Leipzig d. 11 Debr. 49
Hochgeehrtester Herr Doktor!
Möge Ihnen die Zusendung beifolgender Lieder nicht als eine eitle Zudringlichkeit, sondern nur als der Ausdruck einer empfindenden Seele und, verzeihen Sie, wenn es vielleicht zu anmaßend klingt, als der Wunsch eines jungen Dichterherzens, wenigstens ein Kind seiner Phantasie durch Ihre Töne geheiligt und erhoben zu sehen, erscheinen. Fast alle Tage hörte ich Ihre Lieder und Compositionen und schon da tauchte dieser Gedanke in mir auf, aber gestern als ich von der Schönheit und Erhabenheit Ihres Adventliedes1 begeistert und hingerissen wurde, ist der Gedanke zum Entschluß geworden und so habe ich es gewagt.

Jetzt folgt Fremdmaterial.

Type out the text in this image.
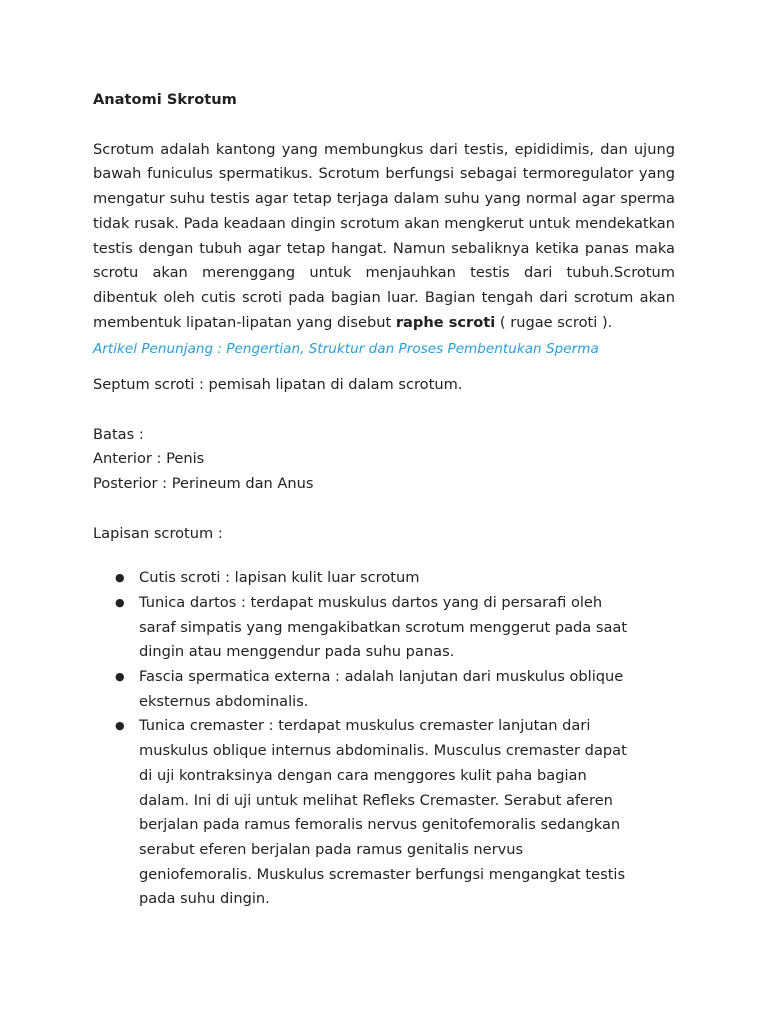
Anatomi Skrotum

Scrotum adalah kantong yang membungkus dari testis, epididimis, dan ujung bawah funiculus spermatikus. Scrotum berfungsi sebagai termoregulator yang mengatur suhu testis agar tetap terjaga dalam suhu yang normal agar sperma tidak rusak. Pada keadaan dingin scrotum akan mengkerut untuk mendekatkan testis dengan tubuh agar tetap hangat. Namun sebaliknya ketika panas maka scrotu akan merenggang untuk menjauhkan testis dari tubuh.Scrotum dibentuk oleh cutis scroti pada bagian luar. Bagian tengah dari scrotum akan membentuk lipatan-lipatan yang disebut raphe scroti ( rugae scroti ).

Artikel Penunjang : Pengertian, Struktur dan Proses Pembentukan Sperma

Septum scroti : pemisah lipatan di dalam scrotum.

Batas :

Anterior : Penis

Posterior : Perineum dan Anus

Lapisan scrotum :

● Cutis scroti : lapisan kulit luar scrotum
● Tunica dartos : terdapat muskulus dartos yang di persarafi oleh saraf simpatis yang mengakibatkan scrotum menggerut pada saat dingin atau menggendur pada suhu panas.
● Fascia spermatica externa : adalah lanjutan dari muskulus oblique eksternus abdominalis.
● Tunica cremaster : terdapat muskulus cremaster lanjutan dari muskulus oblique internus abdominalis. Musculus cremaster dapat di uji kontraksinya dengan cara menggores kulit paha bagian dalam. Ini di uji untuk melihat Refleks Cremaster. Serabut aferen berjalan pada ramus femoralis nervus genitofemoralis sedangkan serabut eferen berjalan pada ramus genitalis nervus geniofemoralis. Muskulus scremaster berfungsi mengangkat testis pada suhu dingin.
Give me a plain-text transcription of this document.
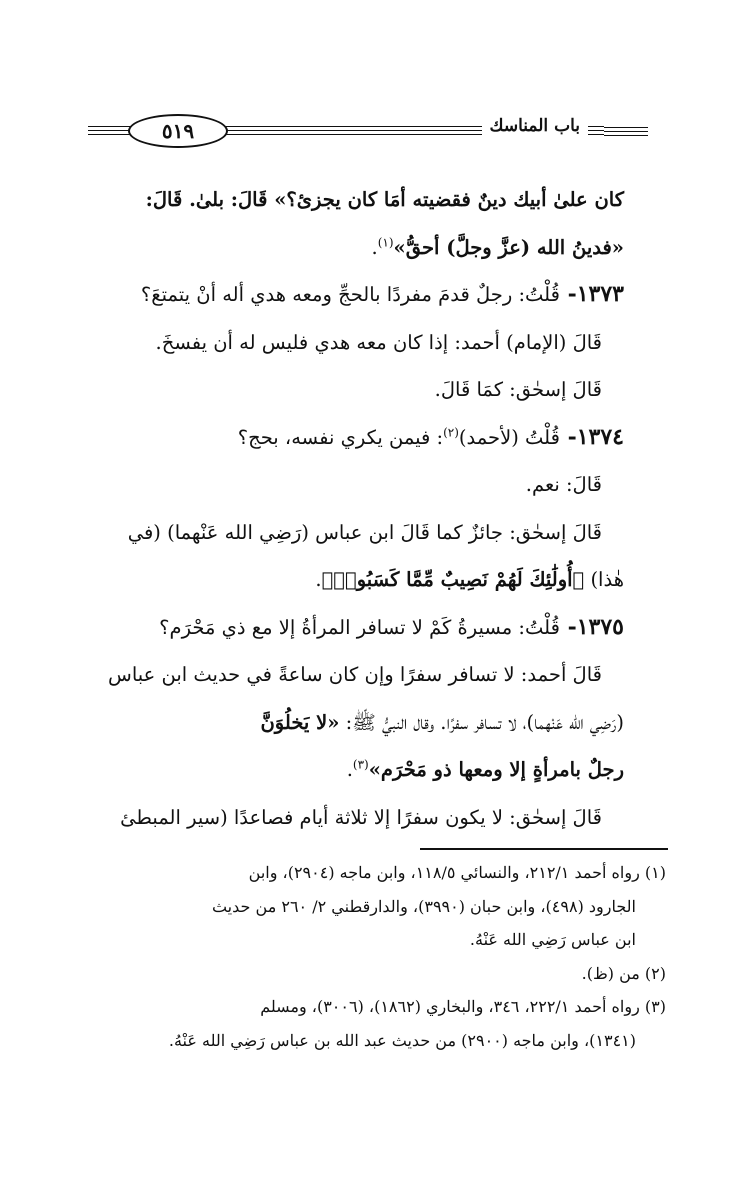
٥١٩	باب المناسك

كان علىٰ أبيك دينٌ فقضيته أمَا كان يجزئ؟» قَالَ: بلىٰ. قَالَ:

«فدينُ الله (عزَّ وجلَّ) أحقُّ»$^{(١)}$.

١٣٧٣- قُلْتُ: رجلٌ قدمَ مفردًا بالحجِّ ومعه هدي أله أنْ يتمتعَ؟

قَالَ (الإمام) أحمد: إذا كان معه هدي فليس له أن يفسخَ.

قَالَ إسحٰق: كمَا قَالَ.

١٣٧٤- قُلْتُ (لأحمد)$^{(٢)}$: فيمن يكري نفسه، بحج؟

قَالَ: نعم.

قَالَ إسحٰق: جائزٌ كما قَالَ ابن عباس (رَضِي الله عَنْهما) (في

هٰذا) ﴿أُولَٰئِكَ لَهُمْ نَصِيبٌ مِّمَّا كَسَبُوا۟﴾.

١٣٧٥- قُلْتُ: مسيرةُ كَمْ لا تسافر المرأةُ إلا مع ذي مَحْرَم؟

قَالَ أحمد: لا تسافر سفرًا وإن كان ساعةً في حديث ابن عباس

(رَضِي الله عَنْهما)، لا تسافر سفرًا. وقال النبيُّ ﷺ: «لا يَخلُوَنَّ

رجلٌ بامرأةٍ إلا ومعها ذو مَحْرَم»$^{(٣)}$.

قَالَ إسحٰق: لا يكون سفرًا إلا ثلاثة أيام فصاعدًا (سير المبطئ

(١) رواه أحمد ٢١٢/١، والنسائي ١١٨/٥، وابن ماجه (٢٩٠٤)، وابن

الجارود (٤٩٨)، وابن حبان (٣٩٩٠)، والدارقطني ٢/ ٢٦٠ من حديث

ابن عباس رَضِي الله عَنْهُ.

(٢) من (ظ).

(٣) رواه أحمد ٢٢٢/١، ٣٤٦، والبخاري (١٨٦٢)، (٣٠٠٦)، ومسلم

(١٣٤١)، وابن ماجه (٢٩٠٠) من حديث عبد الله بن عباس رَضِي الله عَنْهُ.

Es ist wahrscheinlich, daß Sie, geehrter Herr, noch keines meiner früheren Lieder kennen, obgleich ich unter dem auch hier beigesetzten Namen Woldemar Este schon einige herausgegeben habe und mehrere componirt worden sind, doch sagte ich mir selbst, die Unbekanntschaft wird nicht hindern, denn wenn das Lied nur selbst tüchtig ist, thut der Namen nichts zur Sache, und spricht Ihre Nichtannahme die Untüchtigkeit aus, nun so ist es eine Lehre und gute Kritik und ich werde sie zu benutzen wissen. Ich erlaube mir jedoch noch die Bitte, mir gütigst, sowol im ersten als zweiten Falle durch eine Zeile Ihre Antwort zukommen zu lassen, da Sie leicht begreifen können, daß sie für mich vom größten Interesse sein muß. Ich unterzeichne mit der innigsten Bitte, mir diesen Schritt zu verzeihen und bin Ew. Wohlgeboren
ergebener Woldemar Steinert.
NB. Adresse ist: Leipzig, Erdmannsstrasse No. 11. 2 Et.